Comparison motion planning algorithms
In Table 1, the average results of the model, as well as the calculated performance indicators, are shown for the three different motion-planning algorithms for each test case:
There are a few remarks that can be made based on the results above. First, the zigzag algorithm
has overall performed best on the field of time-efficiency, having spent the least time on
most of the window surfaces. The standard algorithm on the other hand takes on average the
longest time to clean the windows. Despite that the turndirt algorithm is overall faster than the
reference algorithm, there are two situations in which the reference algorithm is faster. This is
the case for a window size of 3 x 1 and 2 x 4 m. Since performance of the turndirt algorithm is
highly dependent on the dirt distribution (it is namely more efficient when persistent spots are in
the center of each row), this could be an explanation for these remarkable results.

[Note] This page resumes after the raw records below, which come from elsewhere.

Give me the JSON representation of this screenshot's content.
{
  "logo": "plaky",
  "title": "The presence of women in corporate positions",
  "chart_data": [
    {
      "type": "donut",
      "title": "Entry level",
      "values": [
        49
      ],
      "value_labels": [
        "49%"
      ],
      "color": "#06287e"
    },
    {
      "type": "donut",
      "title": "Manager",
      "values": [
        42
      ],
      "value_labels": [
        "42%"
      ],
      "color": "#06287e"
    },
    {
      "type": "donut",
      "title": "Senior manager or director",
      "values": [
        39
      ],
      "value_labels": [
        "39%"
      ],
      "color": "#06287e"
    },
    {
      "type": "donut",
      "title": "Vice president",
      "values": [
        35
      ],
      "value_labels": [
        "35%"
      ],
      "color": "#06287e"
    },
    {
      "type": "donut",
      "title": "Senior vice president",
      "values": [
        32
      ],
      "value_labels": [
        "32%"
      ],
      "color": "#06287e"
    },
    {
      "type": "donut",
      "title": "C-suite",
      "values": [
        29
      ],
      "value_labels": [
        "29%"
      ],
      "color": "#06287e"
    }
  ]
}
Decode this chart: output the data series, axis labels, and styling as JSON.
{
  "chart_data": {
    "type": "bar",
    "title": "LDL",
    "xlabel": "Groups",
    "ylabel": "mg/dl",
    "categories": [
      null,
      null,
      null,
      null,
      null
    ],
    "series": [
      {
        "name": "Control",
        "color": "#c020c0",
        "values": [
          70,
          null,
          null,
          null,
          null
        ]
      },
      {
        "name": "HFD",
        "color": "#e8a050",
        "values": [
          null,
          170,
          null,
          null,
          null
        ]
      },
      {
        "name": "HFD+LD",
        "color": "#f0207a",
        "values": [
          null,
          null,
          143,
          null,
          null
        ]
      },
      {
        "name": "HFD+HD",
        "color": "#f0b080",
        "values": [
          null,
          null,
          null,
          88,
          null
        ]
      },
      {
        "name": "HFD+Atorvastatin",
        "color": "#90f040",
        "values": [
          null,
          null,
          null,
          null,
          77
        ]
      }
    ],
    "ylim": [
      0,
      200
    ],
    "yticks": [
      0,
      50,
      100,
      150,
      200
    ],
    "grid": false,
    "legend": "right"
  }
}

If the water consumption is considered, the zigzag and turndirt algorithms yield most of the cases similar values while the water consumption of the reference algorithm is much higher. When the window area is more and more increased, the difference between the two developed algorithms becomes more visible and one can conclude that the zigzag algorithm is slightly better in terms of water consumption. The large difference between the reference algorithm and developed algorithms can be explained by the fact that the standard algorithm continuously uses water, while the other two algorithms only use water when needed.
The zigzag algorithm is overall the second best in the field of energy-efficiency, just after the turndirt algorithm. The differences in mean power between these two are very small, while the difference between the two developed algorithms and the reference algorithm is much larger. Nevertheless it should be noted that despite the mean power of the turndirt algorithm is overall slightly lower than the zigzag algorithm, it consumed in each case more energy as can be seen in the fourth column in Table 1. Thus the mean power of the turndirt algorithm is lower since the algorithm is slower than the zigzag algorithm.
At last, attention is spent to the window sizes and their influence. As can be seen in Table 1, the difference in cleaning speed between the zigzag algorithm and both other algorithms is more significant for wider and bigger windows. This can be explained by the diversity in strategy of the algorithms. Since the main gain of the developed algorithms lie in their ability to skip already cleaned surfaces, the difference in performance will become clearer when the rows are longer. Hence the developed motion planning algorithms will exhibit their benefits especially at larger and wider windows.